El gobernador del Banco de España, Luis Linde, alertó ayer de que la pensión media «será cada vez más baja» y este proceso «es inevitable » por razones demográficas que están «fuera de control de este Gobierno y de cualquier otro». «Puede haber momentos mejores o peores, de más afiliación o de menos, pero la tendencia a medio y largo plazo está muy clara», enfatizó Linde durante una conferencia en Pamplona organizada por el ‘think tank’ Civismo. Tras repetir varias veces que era «inevitable», el supervisor bancario defendió la importancia de hacer que la población «entienda la situación», sobre todo los jóvenes para que empiecen a ahorrar. «Los mayores ya no tenemos forma de defendernos», señaló Linde, pero los jóvenes «sí pueden empezar a defenderse y hay que estimular el ahorro privado y la participación de planes de pensiones privados» que ayuden al sistema público que «no podrá evitar» las consecuencias del declive demográfico. «Los futuros pensionistas deben saber lo que el sistema público les puede dar y lo que no», señaló Linde, que reclamó estímulos para que «los jóvenes se esfuercen en ahorrar para sus pensiones». 
 
El Gobierno se había comprometido a enviar una carta este año a los trabajadores mayores de 50 años con la previsión hipotética de cuál sería su pensión pública futura. Sin embargo, ese proyecto se ha quedado en el cajón por razones electorales, según fuentes gubernamentales. 
 
A una pregunta sobre los últimos resultados electorales, el gobernador contestó que «la economía no lo es todo» y que ha habido «otra serie de factores que han desencadenado estos resultados. Aunque la recuperación es patente, existen cinco millones de parados.
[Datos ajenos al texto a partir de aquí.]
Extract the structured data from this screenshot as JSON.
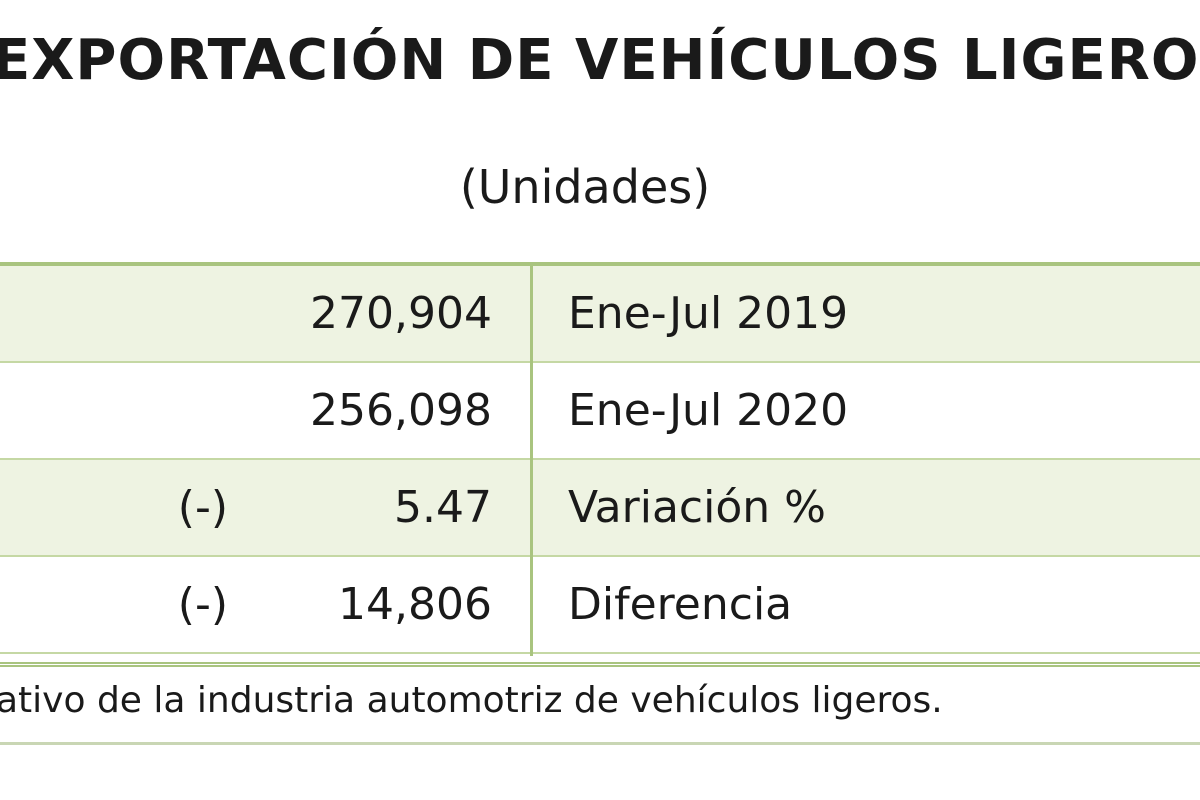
{
  "header": {
    "title": "EXPORTACIÓN DE VEHÍCULOS LIGEROS",
    "subtitle": "(Unidades)"
  },
  "table": {
    "rows": [
      {
        "value": "270,904",
        "label": "Ene-Jul 2019"
      },
      {
        "value": "256,098",
        "label": "Ene-Jul 2020"
      },
      {
        "sign": "(-)",
        "value": "5.47",
        "label": "Variación %"
      },
      {
        "sign": "(-)",
        "value": "14,806",
        "label": "Diferencia"
      }
    ]
  },
  "footnote": "ativo de la industria automotriz de vehículos ligeros."
}
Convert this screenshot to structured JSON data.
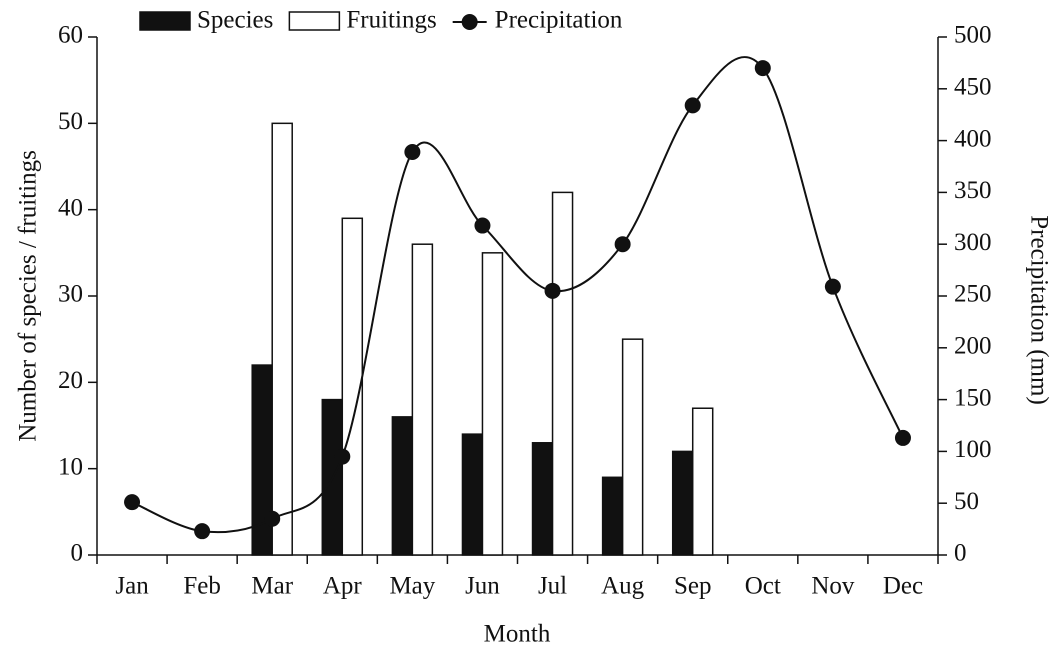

El desempleo también afecta a nivel político », señaló.
 
Respecto al ámbito financiero, que es en el que tiene competencias, Linde reconoció que la recuperación del crédito no va a la velocidad que le gustaría al Banco de España, pero rechazó una banca pública: «La experiencia es mala. Puede haber alguno que funcione bien, pero no es probable». En cuanto a los desahucios, a juicio del gobernador «son un problema que un país rico como España puede resolver por medios de política social, pero sin afectar a la calidad del balance bancario».